近年、自分自身のアンコンシャス・バイアスを正す目的の研修が日本や海外の企業で行われるようになった。前号で「アンコンシャス・バイアスに先ず気付く事、知ろうとする事が大事である」と述べたが、先ず個人の中のバイアスを知ってそれを取り除く事は極めて重要である。しかし、バイアスは個人の中にのみ有る訳ではない。

 差別には、個人的差別、制度的・構造的差別、文化的差別の3種類が存在する。制度的・構造的差別には企業のポリシーや育児休業の男女不平等、昇進プロセスの不平等等が有る。これらの構造的な問題についても教育する必要が有るし、組織上の問題を改善しない限りは個人のバイアスを取り除いても差別は持続してしまう。

 又、環境という意味では、視覚的なデザインの効果も意外に重要である。ワシントン大学で、「学生がコンピュータサイエンス入門コースに登録したいと希望するかどうか」、及び「期待される成績」に関して調査した研究がある。
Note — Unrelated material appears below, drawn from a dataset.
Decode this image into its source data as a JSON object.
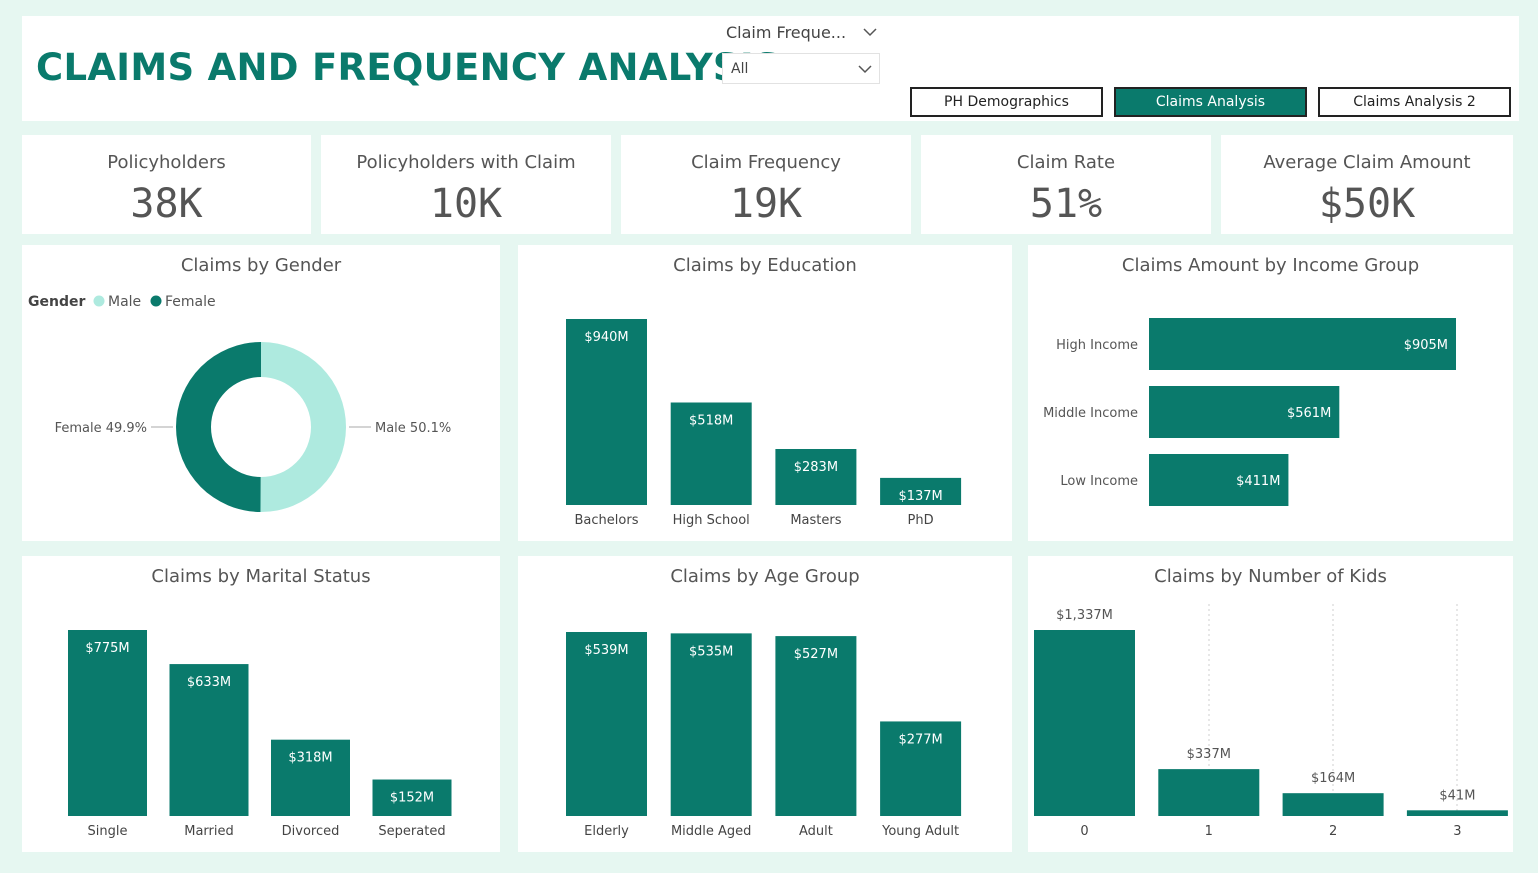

オンライン上のバーチャル教室のデザインが学生にどの様な心理的影響を与えるか、男女で比較・検証したものだ。バーチャル教室に、いかにもコンピュータ好きの男性をイメージさせる様なSF本、コンピュータ部品、電子機器、ソフトウェア、技術雑誌、ビデオゲーム、コンピュータ本等を配置した場合、女子学生は男子学生程セミナーに登録したいと感じる事が無く、予想される成績も低かった。しかし、その様なステレオタイプを排除してニュートラルなデザインにしたバーチャル教室環境(コンピュータサイエンスに関連しないアイテム、水筒、コーヒーメーカー、アート写真、自然写真、ランプ、ペン、一般雑誌、植物等を配置)では、女子学生は男子学生と同じ位が登録したいという意向を示し、予想される成績も同じレベル迄上昇していた。単純なデザインを変化させる事によって女性の帰属意識を増し、コースに参加したいという気持ちを高める効果をもたらしたのである。

 ステレオタイプなデザインは、その分野に入る事を躊躇させ、そこで上手くやっていけない気持ちにさせる可能性が有る。短時間であっても帰属意識の欠如を感じる環境に触れると、個人の能力や才能とは別に、教育の選択、興味、期待に影響を与える。個人の問題のみならず、環境、制度、文化等、多角的にステレオタイプを解決していくべきである。この点に於いて、管理職・指導者のリーダーシップは特に重要だ。